Spawntinuity: Bobby, the bum who grows closest to Spawn, appears for the first time. Spawn has a sudden vision of a skeleton murdering him in the past, which is a hint about his killer’s identity. Spawn’s cape follows him after he takes it off before confronting Overt-Kill, which is the first clue it’s sentient.
I Love the ‘90s: Wanda investigates the mystery man who earlier posed as an ASPCA volunteer (it was Spawn in his white guy guise). The ASPCA employee she speaks to has large ears, which leads to a Ross Perot reference.
Spawn Stuff: There’s a pullout poster of the real-life Spawnmobile racecar (sponsored by Wizard Magazine and Topps Trading Cards).
Review: I’ve always liked the opening of this issue. Spawn decides to arm himself to avoid using his powers (when they’re depleted, he has to return to Hell), and ends up face-to-face with the Army. He doesn’t want to fight his fellow soldiers, so he’s forced to use his powers anyway and teleport. It’s like something Stan Lee would write, if he had an inclination towards undead, murderous anti-heroes. I should point out that choosing not to kill a brigade of young soldiers is pretty much the closest to “likeable” I can remember Spawn reaching.
After McFarlane’s through with the opening, it seems like he’s already lost interest in the main story. The book takes a detour with a sudden vision/flashback for Spawn, and then a few subplot pages with his wife.
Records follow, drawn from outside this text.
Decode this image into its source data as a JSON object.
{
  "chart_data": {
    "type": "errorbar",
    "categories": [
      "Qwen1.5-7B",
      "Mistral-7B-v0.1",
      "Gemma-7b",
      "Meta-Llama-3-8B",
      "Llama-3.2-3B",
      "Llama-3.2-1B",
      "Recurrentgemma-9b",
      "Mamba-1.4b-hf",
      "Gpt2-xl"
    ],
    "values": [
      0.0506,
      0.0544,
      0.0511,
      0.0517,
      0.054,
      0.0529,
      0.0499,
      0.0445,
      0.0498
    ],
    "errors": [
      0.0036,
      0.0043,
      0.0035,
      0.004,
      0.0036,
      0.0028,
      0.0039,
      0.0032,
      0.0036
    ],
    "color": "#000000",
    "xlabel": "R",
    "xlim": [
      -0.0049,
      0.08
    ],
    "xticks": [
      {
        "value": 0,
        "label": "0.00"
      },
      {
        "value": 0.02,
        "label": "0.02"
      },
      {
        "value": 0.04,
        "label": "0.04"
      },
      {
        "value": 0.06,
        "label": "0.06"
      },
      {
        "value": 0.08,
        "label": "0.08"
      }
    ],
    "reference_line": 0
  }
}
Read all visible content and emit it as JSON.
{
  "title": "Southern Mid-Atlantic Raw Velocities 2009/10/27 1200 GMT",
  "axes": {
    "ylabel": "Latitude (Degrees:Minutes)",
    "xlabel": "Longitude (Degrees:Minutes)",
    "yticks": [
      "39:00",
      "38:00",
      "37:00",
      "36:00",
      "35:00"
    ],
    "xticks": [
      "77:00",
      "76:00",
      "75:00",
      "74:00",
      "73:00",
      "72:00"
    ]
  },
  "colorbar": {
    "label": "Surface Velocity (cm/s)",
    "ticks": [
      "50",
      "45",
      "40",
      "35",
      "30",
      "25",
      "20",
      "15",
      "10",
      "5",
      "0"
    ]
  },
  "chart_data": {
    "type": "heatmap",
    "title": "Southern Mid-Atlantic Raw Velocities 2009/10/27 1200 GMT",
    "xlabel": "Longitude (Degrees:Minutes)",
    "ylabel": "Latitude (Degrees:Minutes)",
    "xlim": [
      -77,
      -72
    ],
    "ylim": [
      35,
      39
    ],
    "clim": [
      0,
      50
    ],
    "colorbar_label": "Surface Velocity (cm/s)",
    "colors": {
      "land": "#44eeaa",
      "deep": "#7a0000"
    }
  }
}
When the main plot resurfaces, the explanation for Spawn learning Tony Twist’s identity and location is covered in a narrative caption, and the actual fight with Overt-Kill is over in a few pages. With Spawn’s massive, massive guns, the fight is extremely one-sided, ending the issue with a dull anti-climax. I wonder if McFarlane’s later decision to move Spawn over towards urban horror had anything to do with a reluctance to work with traditional superhero tropes, or just sheer boredom with conventional hero vs. villain fights.